Playing the Sydney Opera House and the Forum Theatre, Melbourne with my band Playwrite, supporting Elbow. Performing in a beautiful contemporary opera called “Voicing Emily” at the Malthouse Theatre. The Opera was based on the life and poetry of Emily Dickinson; it had a stunning team of designers and I got to work alongside Theresa Borg and Helen Noonan, all three of us playing Emily at various stages of her life. Being in a big Disney musical (for a very short time) was a pretty spectacular experience. It was an amazing process to be part of something with such a big budget and so many resources. Recently the big highlight is seeing how all of these very diverse experiences have shaped me as an artist and as a person, and even though I’m not working on productions that are large scale at the moment I feel like I’ve found my authentic voice and a very deep sense of satisfaction in what I create and how I share it.
Your band Playwrite have recently taken a step back from creating music. Can we expect anything from the band in the future?
I honestly don’t know yet. We are great friends who are all pursuing other things right now. Whether or not we will come back together to create again is unknown.
Your 2013 solo EP, Whitelight Blackdog, tackled depression. What did it mean for you to go on that creative journey?
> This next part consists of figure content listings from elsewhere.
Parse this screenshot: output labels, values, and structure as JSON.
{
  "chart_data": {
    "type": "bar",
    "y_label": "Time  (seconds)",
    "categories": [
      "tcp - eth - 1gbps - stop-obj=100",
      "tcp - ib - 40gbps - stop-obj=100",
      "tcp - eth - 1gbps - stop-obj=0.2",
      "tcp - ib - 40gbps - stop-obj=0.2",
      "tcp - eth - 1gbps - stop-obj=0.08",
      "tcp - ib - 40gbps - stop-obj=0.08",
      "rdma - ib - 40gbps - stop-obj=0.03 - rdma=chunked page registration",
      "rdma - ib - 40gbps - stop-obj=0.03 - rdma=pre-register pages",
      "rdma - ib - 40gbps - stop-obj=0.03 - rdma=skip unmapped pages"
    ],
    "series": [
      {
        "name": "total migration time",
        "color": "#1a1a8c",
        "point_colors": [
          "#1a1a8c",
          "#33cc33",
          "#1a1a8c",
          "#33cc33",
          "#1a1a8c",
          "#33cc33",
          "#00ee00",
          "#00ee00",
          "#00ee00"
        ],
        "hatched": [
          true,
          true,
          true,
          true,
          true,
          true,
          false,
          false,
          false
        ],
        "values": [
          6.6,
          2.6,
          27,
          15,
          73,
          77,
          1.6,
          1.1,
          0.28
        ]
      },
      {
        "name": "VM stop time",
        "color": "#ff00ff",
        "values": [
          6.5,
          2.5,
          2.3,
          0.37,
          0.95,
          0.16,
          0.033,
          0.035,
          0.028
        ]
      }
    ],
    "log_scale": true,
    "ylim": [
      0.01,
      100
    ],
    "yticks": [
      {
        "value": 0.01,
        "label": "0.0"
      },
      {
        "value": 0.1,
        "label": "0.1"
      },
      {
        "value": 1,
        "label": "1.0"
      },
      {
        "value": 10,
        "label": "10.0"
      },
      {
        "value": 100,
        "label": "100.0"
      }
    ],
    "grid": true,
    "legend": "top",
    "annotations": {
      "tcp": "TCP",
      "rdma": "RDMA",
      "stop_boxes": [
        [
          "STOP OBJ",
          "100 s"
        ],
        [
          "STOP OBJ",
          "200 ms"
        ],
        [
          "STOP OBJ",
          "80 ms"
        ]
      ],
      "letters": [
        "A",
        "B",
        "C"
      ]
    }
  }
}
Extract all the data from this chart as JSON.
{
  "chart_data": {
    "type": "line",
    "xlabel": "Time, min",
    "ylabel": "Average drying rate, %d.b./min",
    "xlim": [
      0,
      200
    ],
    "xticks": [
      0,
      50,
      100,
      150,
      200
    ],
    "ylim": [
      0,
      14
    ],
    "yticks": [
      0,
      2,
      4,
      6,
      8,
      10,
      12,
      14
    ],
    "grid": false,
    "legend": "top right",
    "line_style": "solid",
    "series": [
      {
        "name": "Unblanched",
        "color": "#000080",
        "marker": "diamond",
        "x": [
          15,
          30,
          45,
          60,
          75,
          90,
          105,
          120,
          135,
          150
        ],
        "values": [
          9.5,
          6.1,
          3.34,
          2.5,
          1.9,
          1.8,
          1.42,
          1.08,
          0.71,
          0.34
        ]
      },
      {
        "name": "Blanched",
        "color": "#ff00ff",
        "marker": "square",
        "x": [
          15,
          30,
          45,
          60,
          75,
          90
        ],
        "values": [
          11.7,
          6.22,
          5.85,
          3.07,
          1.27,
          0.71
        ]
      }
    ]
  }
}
It was really important to me, especially at that point in time. A lot of people in my life have been affected by depression and I wanted to contribute to a conversation about it. It seemed to me then, and still now, that depression is often accompanied by shame or feeling isolated or defective in some way. When we bring something into the light and discuss it and start to be vulnerable with one another we get to see that our experience is common, that perhaps it is normal even and that it doesn’t alter our wholeness. This was very healing for me.
What has been the most valuable life lesson you’ve learnt?
To let go. Let go. Let go.
Finally, what advice do you have for our Ramona readers?
You are a human BE-ing, not a human doing. Remember to make time just to be, to relax, to rest, to stretch, to drink tea, to look at clouds, to wander, and to find quiet inside. There is nothing you need to do, or achieve or create or prove, to earn your value, worth and wholeness. They are yours always and nothing can change that.